Литмир - Электронная Библиотека
A
A

У городских стен Ханияр и Евгения торжественно проводили воинов, благословив их и совершив все положенные обряды. Хален наклонился к жене с прощальным поцелуем, ободряюще улыбнулся. Теперь, когда больше не нужно сомневаться и гадать о правильности выбранного пути, он тоже радовался будущим битвам. Душой он уже был в Матакрусе. Подняв руку в прощальном жесте, она смотрела, как стройные ряды всадников уходят по Ферутской дороге, и по щекам ее текли слезы. Прошли солдаты, проскрипели колеса фургонов, и в поднявшейся пыли долго еще бежали за войском городские мальчишки. Ханияр ополоснул руки в серебряном тазике, что поднес младший служка, чихнул — пыль добралась и до холма, на котором они стояли.

— С годами ты становишься все чувствительней, Эви, а ведь должно бы быть наоборот.

— Это естественная женская грусть. Нам не понять мужчин, что с радостью спешат навстречу смерти. Они все были такие веселые, Ханияр! Их сердца пели от счастья, будто каждому заранее пообещали победу в битве и высокую награду! Неужели только женщины видят, что многие из них не вернутся домой?
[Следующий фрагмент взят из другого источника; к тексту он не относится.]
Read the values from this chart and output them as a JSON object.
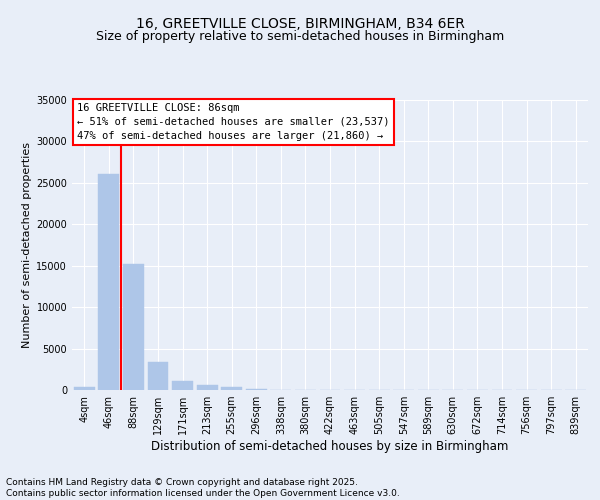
{
  "title": "16, GREETVILLE CLOSE, BIRMINGHAM, B34 6ER",
  "subtitle": "Size of property relative to semi-detached houses in Birmingham",
  "xlabel": "Distribution of semi-detached houses by size in Birmingham",
  "ylabel": "Number of semi-detached properties",
  "footnote1": "Contains HM Land Registry data © Crown copyright and database right 2025.",
  "footnote2": "Contains public sector information licensed under the Open Government Licence v3.0.",
  "categories": [
    "4sqm",
    "46sqm",
    "88sqm",
    "129sqm",
    "171sqm",
    "213sqm",
    "255sqm",
    "296sqm",
    "338sqm",
    "380sqm",
    "422sqm",
    "463sqm",
    "505sqm",
    "547sqm",
    "589sqm",
    "630sqm",
    "672sqm",
    "714sqm",
    "756sqm",
    "797sqm",
    "839sqm"
  ],
  "values": [
    400,
    26100,
    15200,
    3400,
    1100,
    550,
    400,
    150,
    0,
    0,
    0,
    0,
    0,
    0,
    0,
    0,
    0,
    0,
    0,
    0,
    0
  ],
  "bar_color": "#aec6e8",
  "bar_edgecolor": "#aec6e8",
  "vline_color": "red",
  "vline_position": 1.5,
  "annotation_text_line1": "16 GREETVILLE CLOSE: 86sqm",
  "annotation_text_line2": "← 51% of semi-detached houses are smaller (23,537)",
  "annotation_text_line3": "47% of semi-detached houses are larger (21,860) →",
  "annotation_box_edgecolor": "red",
  "annotation_box_facecolor": "white",
  "background_color": "#e8eef8",
  "ylim": [
    0,
    35000
  ],
  "yticks": [
    0,
    5000,
    10000,
    15000,
    20000,
    25000,
    30000,
    35000
  ],
  "grid_color": "#ffffff",
  "title_fontsize": 10,
  "subtitle_fontsize": 9,
  "annotation_fontsize": 7.5,
  "ylabel_fontsize": 8,
  "xlabel_fontsize": 8.5,
  "tick_fontsize": 7,
  "footnote_fontsize": 6.5
}
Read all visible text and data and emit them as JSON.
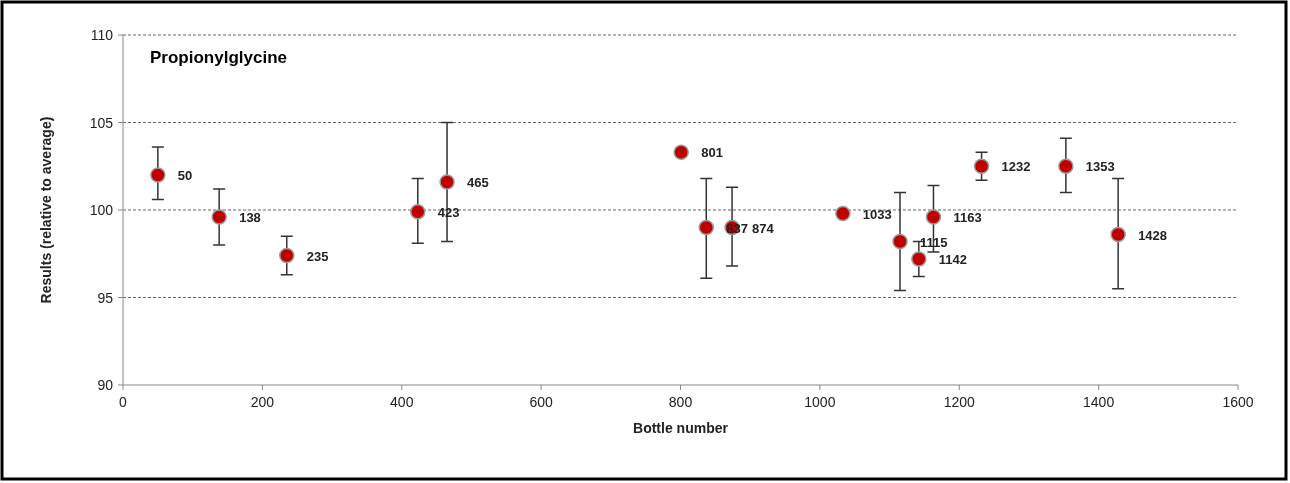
{
  "chart_data": {
    "type": "scatter",
    "title": "Propionylglycine",
    "xlabel": "Bottle number",
    "ylabel": "Results (relative to average)",
    "x": [
      50,
      138,
      235,
      423,
      465,
      801,
      837,
      874,
      1033,
      1115,
      1142,
      1163,
      1232,
      1353,
      1428
    ],
    "series": [
      {
        "color": "#c00000",
        "values": [
          102.0,
          99.6,
          97.4,
          99.9,
          101.6,
          103.3,
          99.0,
          99.0,
          99.8,
          98.2,
          97.2,
          99.6,
          102.5,
          102.5,
          98.6
        ],
        "errors": [
          [
            100.6,
            103.6
          ],
          [
            98.0,
            101.2
          ],
          [
            96.3,
            98.5
          ],
          [
            98.1,
            101.8
          ],
          [
            98.2,
            105.0
          ],
          null,
          [
            96.1,
            101.8
          ],
          [
            96.8,
            101.3
          ],
          null,
          [
            95.4,
            101.0
          ],
          [
            96.2,
            98.2
          ],
          [
            97.6,
            101.4
          ],
          [
            101.7,
            103.3
          ],
          [
            101.0,
            104.1
          ],
          [
            95.5,
            101.8
          ]
        ]
      }
    ],
    "annotations": [
      {
        "text": "50",
        "x": 50,
        "y": 102.0
      },
      {
        "text": "138",
        "x": 138,
        "y": 99.6
      },
      {
        "text": "235",
        "x": 235,
        "y": 97.4
      },
      {
        "text": "423",
        "x": 423,
        "y": 99.9
      },
      {
        "text": "465",
        "x": 465,
        "y": 101.6
      },
      {
        "text": "801",
        "x": 801,
        "y": 103.3
      },
      {
        "text": "837",
        "x": 837,
        "y": 99.0
      },
      {
        "text": "874",
        "x": 874,
        "y": 99.0
      },
      {
        "text": "1033",
        "x": 1033,
        "y": 99.8
      },
      {
        "text": "1115",
        "x": 1115,
        "y": 98.2
      },
      {
        "text": "1142",
        "x": 1142,
        "y": 97.2
      },
      {
        "text": "1163",
        "x": 1163,
        "y": 99.6
      },
      {
        "text": "1232",
        "x": 1232,
        "y": 102.5
      },
      {
        "text": "1353",
        "x": 1353,
        "y": 102.5
      },
      {
        "text": "1428",
        "x": 1428,
        "y": 98.6
      }
    ],
    "xlim": [
      0,
      1600
    ],
    "xticks": [
      0,
      200,
      400,
      600,
      800,
      1000,
      1200,
      1400,
      1600
    ],
    "ylim": [
      90,
      110
    ],
    "yticks": [
      90,
      95,
      100,
      105,
      110
    ],
    "grid": "y",
    "marker": "circle"
  }
}
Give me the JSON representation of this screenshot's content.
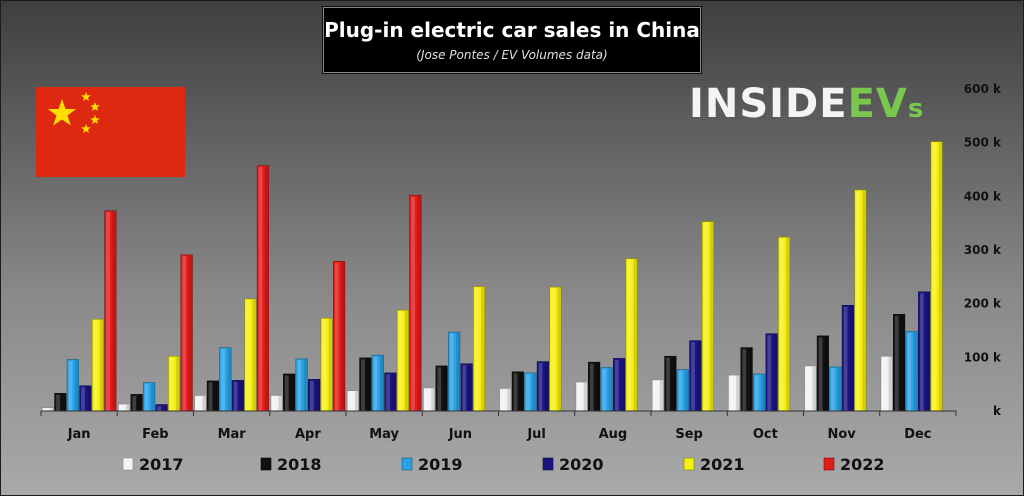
{
  "header": {
    "title": "Plug-in electric car sales in China",
    "subtitle": "(Jose Pontes / EV Volumes data)"
  },
  "brand": {
    "part1": "INSIDE",
    "part2": "EV",
    "part3": "s"
  },
  "chart_data": {
    "type": "bar",
    "categories": [
      "Jan",
      "Feb",
      "Mar",
      "Apr",
      "May",
      "Jun",
      "Jul",
      "Aug",
      "Sep",
      "Oct",
      "Nov",
      "Dec"
    ],
    "ylim": [
      0,
      600
    ],
    "yticks": [
      {
        "value": 0,
        "label": "k"
      },
      {
        "value": 100,
        "label": "100 k"
      },
      {
        "value": 200,
        "label": "200 k"
      },
      {
        "value": 300,
        "label": "300 k"
      },
      {
        "value": 400,
        "label": "400 k"
      },
      {
        "value": 500,
        "label": "500 k"
      },
      {
        "value": 600,
        "label": "600 k"
      }
    ],
    "grid": false,
    "legend_position": "bottom",
    "unit": "thousands",
    "series": [
      {
        "name": "2017",
        "color": "#f2f2f2",
        "values": [
          6,
          13,
          29,
          29,
          38,
          43,
          42,
          54,
          58,
          67,
          84,
          102
        ]
      },
      {
        "name": "2018",
        "color": "#111111",
        "values": [
          33,
          31,
          56,
          69,
          99,
          84,
          73,
          91,
          102,
          118,
          140,
          180
        ]
      },
      {
        "name": "2019",
        "color": "#29a3e6",
        "values": [
          96,
          53,
          118,
          97,
          104,
          147,
          71,
          81,
          77,
          69,
          82,
          148
        ]
      },
      {
        "name": "2020",
        "color": "#1a1480",
        "values": [
          47,
          12,
          57,
          59,
          71,
          88,
          92,
          98,
          131,
          144,
          197,
          222
        ]
      },
      {
        "name": "2021",
        "color": "#f5ef12",
        "values": [
          171,
          102,
          209,
          173,
          188,
          232,
          231,
          284,
          353,
          324,
          412,
          502
        ]
      },
      {
        "name": "2022",
        "color": "#e21b1b",
        "values": [
          373,
          291,
          457,
          279,
          402,
          null,
          null,
          null,
          null,
          null,
          null,
          null
        ]
      }
    ]
  }
}
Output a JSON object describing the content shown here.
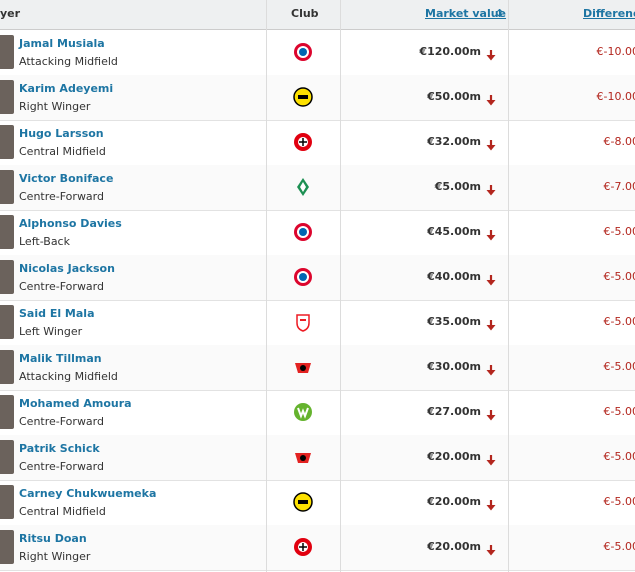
{
  "header": {
    "columns": [
      "yer",
      "Club",
      "Market value",
      "Differenc"
    ]
  },
  "rows": [
    {
      "name": "Jamal Musiala",
      "position": "Attacking Midfield",
      "market_value": "€120.00m",
      "difference": "€-10.00"
    },
    {
      "name": "Karim Adeyemi",
      "position": "Right Winger",
      "market_value": "€50.00m",
      "difference": "€-10.00"
    },
    {
      "name": "Hugo Larsson",
      "position": "Central Midfield",
      "market_value": "€32.00m",
      "difference": "€-8.00"
    },
    {
      "name": "Victor Boniface",
      "position": "Centre-Forward",
      "market_value": "€5.00m",
      "difference": "€-7.00"
    },
    {
      "name": "Alphonso Davies",
      "position": "Left-Back",
      "market_value": "€45.00m",
      "difference": "€-5.00"
    },
    {
      "name": "Nicolas Jackson",
      "position": "Centre-Forward",
      "market_value": "€40.00m",
      "difference": "€-5.00"
    },
    {
      "name": "Said El Mala",
      "position": "Left Winger",
      "market_value": "€35.00m",
      "difference": "€-5.00"
    },
    {
      "name": "Malik Tillman",
      "position": "Attacking Midfield",
      "market_value": "€30.00m",
      "difference": "€-5.00"
    },
    {
      "name": "Mohamed Amoura",
      "position": "Centre-Forward",
      "market_value": "€27.00m",
      "difference": "€-5.00"
    },
    {
      "name": "Patrik Schick",
      "position": "Centre-Forward",
      "market_value": "€20.00m",
      "difference": "€-5.00"
    },
    {
      "name": "Carney Chukwuemeka",
      "position": "Central Midfield",
      "market_value": "€20.00m",
      "difference": "€-5.00"
    },
    {
      "name": "Ritsu Doan",
      "position": "Right Winger",
      "market_value": "€20.00m",
      "difference": "€-5.00"
    }
  ]
}
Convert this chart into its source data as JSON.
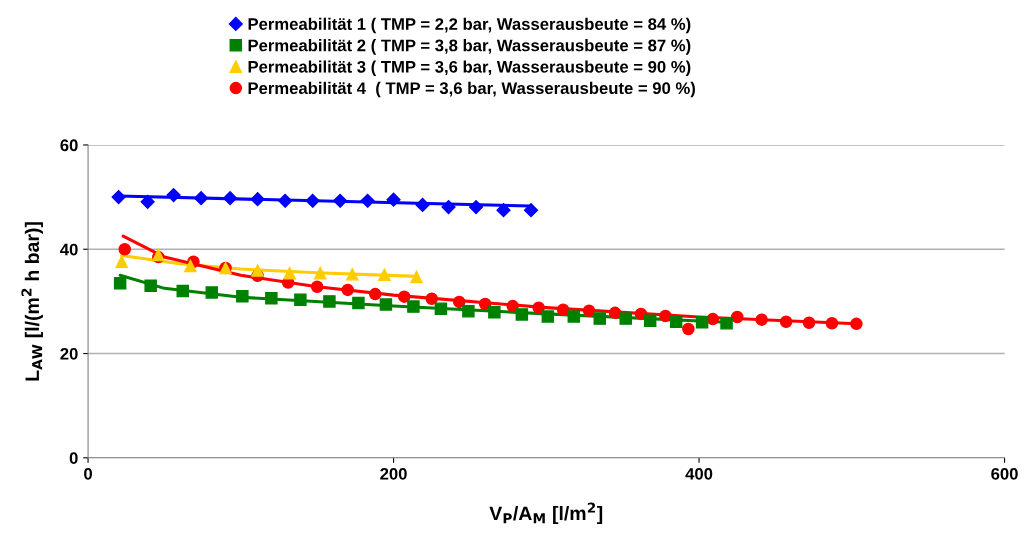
{
  "chart_data": {
    "type": "scatter",
    "xlabel": "V$_{P}$/A$_{M}$ [l/m$^{2}$]",
    "ylabel": "L$_{AW}$ [l/(m$^{2}$ h bar)]",
    "xlim": [
      0,
      600
    ],
    "xticks": [
      0,
      200,
      400,
      600
    ],
    "ylim": [
      0,
      60
    ],
    "yticks": [
      0,
      20,
      40,
      60
    ],
    "grid": "y",
    "legend": "top",
    "series": [
      {
        "name": "Permeabilität 1 ( TMP = 2,2 bar, Wasserausbeute = 84 %)",
        "marker": "diamond",
        "color": "#0000ff",
        "x": [
          20,
          39,
          56,
          74,
          93,
          111,
          129,
          147,
          165,
          183,
          200,
          219,
          236,
          254,
          272,
          290
        ],
        "values": [
          50.0,
          49.1,
          50.4,
          49.8,
          49.8,
          49.6,
          49.3,
          49.3,
          49.3,
          49.3,
          49.5,
          48.5,
          48.1,
          48.1,
          47.5,
          47.5
        ]
      },
      {
        "name": "Permeabilität 2 ( TMP = 3,8 bar, Wasserausbeute = 87 %)",
        "marker": "square",
        "color": "#008000",
        "x": [
          21,
          41,
          62,
          81,
          101,
          120,
          139,
          158,
          177,
          195,
          213,
          231,
          249,
          266,
          284,
          301,
          318,
          335,
          352,
          368,
          385,
          402,
          418
        ],
        "values": [
          33.5,
          33.0,
          32.0,
          31.7,
          31.0,
          30.6,
          30.3,
          30.0,
          29.7,
          29.4,
          29.0,
          28.6,
          28.1,
          27.9,
          27.5,
          27.1,
          27.1,
          26.7,
          26.7,
          26.3,
          26.1,
          26.0,
          25.8
        ]
      },
      {
        "name": "Permeabilität 3 ( TMP = 3,6 bar, Wasserausbeute = 90 %)",
        "marker": "triangle",
        "color": "#ffcc00",
        "x": [
          22,
          46,
          67,
          90,
          111,
          132,
          152,
          173,
          194,
          215
        ],
        "values": [
          37.6,
          38.9,
          36.8,
          36.4,
          35.9,
          35.4,
          35.4,
          35.2,
          35.1,
          34.7
        ]
      },
      {
        "name": "Permeabilität 4  ( TMP = 3,6 bar, Wasserausbeute = 90 %)",
        "marker": "circle",
        "color": "#ff0000",
        "x": [
          24,
          46,
          69,
          90,
          111,
          131,
          150,
          170,
          188,
          207,
          225,
          243,
          260,
          278,
          295,
          311,
          328,
          345,
          362,
          378,
          393,
          409,
          425,
          441,
          457,
          472,
          487,
          503
        ],
        "values": [
          40.0,
          38.5,
          37.6,
          36.4,
          34.9,
          33.6,
          32.8,
          32.2,
          31.4,
          30.9,
          30.5,
          29.9,
          29.5,
          29.1,
          28.8,
          28.4,
          28.2,
          27.8,
          27.6,
          27.2,
          24.7,
          26.6,
          27.0,
          26.5,
          26.1,
          25.9,
          25.8,
          25.7
        ]
      },
      {
        "type": "line",
        "marker": "none",
        "color": "#0000ff",
        "x": [
          20,
          290
        ],
        "values": [
          50.2,
          48.3
        ]
      },
      {
        "type": "line",
        "marker": "none",
        "color": "#008000",
        "x": [
          21,
          50,
          100,
          200,
          300,
          418
        ],
        "values": [
          35.0,
          32.5,
          30.8,
          29.1,
          27.6,
          26.0
        ]
      },
      {
        "type": "line",
        "marker": "none",
        "color": "#ffcc00",
        "x": [
          22,
          60,
          100,
          150,
          215
        ],
        "values": [
          38.8,
          37.2,
          36.2,
          35.5,
          34.8
        ]
      },
      {
        "type": "line",
        "marker": "none",
        "color": "#ff0000",
        "x": [
          23,
          50,
          100,
          150,
          200,
          300,
          400,
          503
        ],
        "values": [
          42.5,
          38.5,
          35.0,
          32.8,
          31.2,
          28.8,
          27.0,
          25.7
        ]
      }
    ]
  }
}
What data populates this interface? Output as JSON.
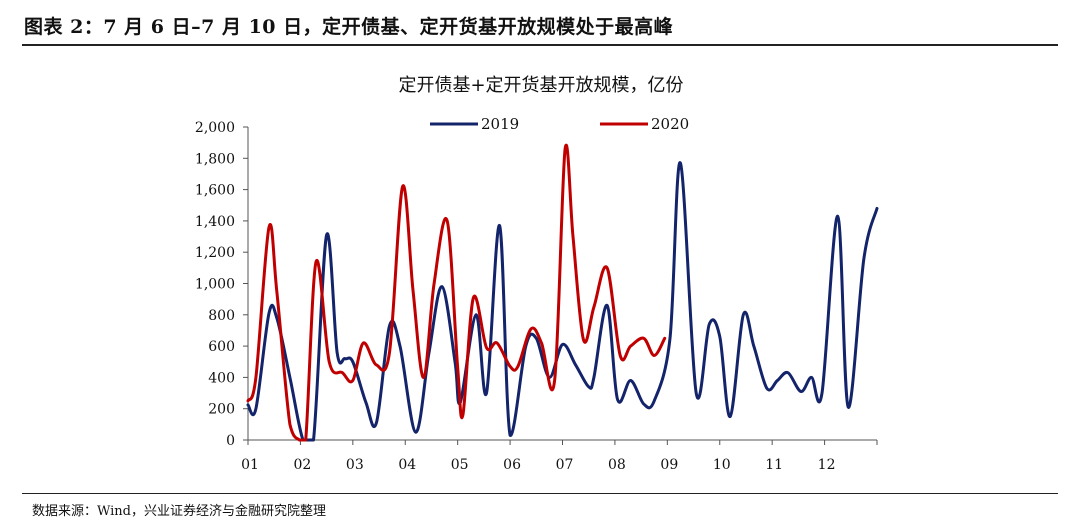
{
  "header": {
    "title": "图表 2：7 月 6 日–7 月 10 日，定开债基、定开货基开放规模处于最高峰"
  },
  "footer": {
    "source": "数据来源：Wind，兴业证券经济与金融研究院整理"
  },
  "chart_data": {
    "type": "line",
    "title": "定开债基+定开货基开放规模，亿份",
    "xlabel": "",
    "ylabel": "",
    "ylim": [
      0,
      2000
    ],
    "yticks": [
      "0",
      "200",
      "400",
      "600",
      "800",
      "1,000",
      "1,200",
      "1,400",
      "1,600",
      "1,800",
      "2,000"
    ],
    "xlim": [
      1,
      13
    ],
    "xticks": [
      "01",
      "02",
      "03",
      "04",
      "05",
      "06",
      "07",
      "08",
      "09",
      "10",
      "11",
      "12"
    ],
    "grid": false,
    "legend_position": "top",
    "series": [
      {
        "name": "2019",
        "color": "#14246b",
        "points": [
          [
            1.0,
            225
          ],
          [
            1.15,
            200
          ],
          [
            1.4,
            810
          ],
          [
            1.55,
            780
          ],
          [
            1.8,
            400
          ],
          [
            2.05,
            0
          ],
          [
            2.25,
            0
          ],
          [
            2.5,
            1310
          ],
          [
            2.7,
            560
          ],
          [
            2.85,
            520
          ],
          [
            3.0,
            500
          ],
          [
            3.25,
            240
          ],
          [
            3.45,
            110
          ],
          [
            3.7,
            730
          ],
          [
            3.9,
            600
          ],
          [
            4.2,
            50
          ],
          [
            4.45,
            550
          ],
          [
            4.7,
            980
          ],
          [
            4.95,
            500
          ],
          [
            5.05,
            240
          ],
          [
            5.35,
            800
          ],
          [
            5.55,
            300
          ],
          [
            5.8,
            1370
          ],
          [
            6.0,
            30
          ],
          [
            6.3,
            600
          ],
          [
            6.5,
            650
          ],
          [
            6.75,
            400
          ],
          [
            7.0,
            610
          ],
          [
            7.25,
            480
          ],
          [
            7.5,
            340
          ],
          [
            7.6,
            400
          ],
          [
            7.85,
            860
          ],
          [
            8.05,
            260
          ],
          [
            8.3,
            380
          ],
          [
            8.55,
            230
          ],
          [
            8.75,
            250
          ],
          [
            9.05,
            650
          ],
          [
            9.25,
            1770
          ],
          [
            9.55,
            300
          ],
          [
            9.8,
            740
          ],
          [
            10.0,
            660
          ],
          [
            10.2,
            150
          ],
          [
            10.45,
            800
          ],
          [
            10.65,
            600
          ],
          [
            10.9,
            330
          ],
          [
            11.1,
            380
          ],
          [
            11.3,
            430
          ],
          [
            11.55,
            310
          ],
          [
            11.75,
            400
          ],
          [
            11.95,
            300
          ],
          [
            12.25,
            1430
          ],
          [
            12.45,
            210
          ],
          [
            12.75,
            1160
          ],
          [
            13.0,
            1480
          ]
        ]
      },
      {
        "name": "2020",
        "color": "#c00000",
        "points": [
          [
            1.0,
            250
          ],
          [
            1.15,
            400
          ],
          [
            1.4,
            1360
          ],
          [
            1.55,
            950
          ],
          [
            1.8,
            100
          ],
          [
            1.98,
            0
          ],
          [
            2.1,
            0
          ],
          [
            2.3,
            1140
          ],
          [
            2.55,
            500
          ],
          [
            2.8,
            430
          ],
          [
            3.0,
            380
          ],
          [
            3.2,
            620
          ],
          [
            3.45,
            480
          ],
          [
            3.7,
            560
          ],
          [
            3.95,
            1620
          ],
          [
            4.15,
            950
          ],
          [
            4.35,
            400
          ],
          [
            4.55,
            1000
          ],
          [
            4.8,
            1400
          ],
          [
            5.0,
            460
          ],
          [
            5.1,
            160
          ],
          [
            5.3,
            910
          ],
          [
            5.55,
            590
          ],
          [
            5.75,
            620
          ],
          [
            6.0,
            470
          ],
          [
            6.15,
            470
          ],
          [
            6.4,
            710
          ],
          [
            6.6,
            620
          ],
          [
            6.85,
            380
          ],
          [
            7.05,
            1860
          ],
          [
            7.2,
            1300
          ],
          [
            7.4,
            640
          ],
          [
            7.6,
            850
          ],
          [
            7.85,
            1100
          ],
          [
            8.1,
            540
          ],
          [
            8.3,
            600
          ],
          [
            8.55,
            650
          ],
          [
            8.75,
            540
          ],
          [
            8.95,
            650
          ]
        ]
      }
    ]
  }
}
— Пойдем в город. Здесь слишком жарко, а я уже не в том возрасте, чтобы часами стоять на солнцепеке, — он приобнял ее, жестом велел служке оставаться позади. — Мне понятна твоя печаль. Женщина стремится сохранить то, что имеет. Так уж она создана, — сохранять мир, и семью, и будущее, каким она его представляет. Но мужчине мало того что есть, его цель — всегда стремиться к новому. А новое неизменно несет разрушение прежнего уклада…

— Все это кажется таким понятным, когда просто думаешь об этом, — сказала она, глядя под ноги, на затоптанные подошвами множества сапог цветы. — Но когда будущее ломится в мою дверь и не спрашивает о том, чего я хочу, — все твои, Ханияр, рассуждения совсем иначе воспринимаются. Я бы предпочла ничего не менять, ни к чему не стремиться, лишь бы Халену ничто не угрожало.

— Может быть, мы слишком расслабились, забыли о том, что жизнь это война. И этот вождь послан нам как предупреждение…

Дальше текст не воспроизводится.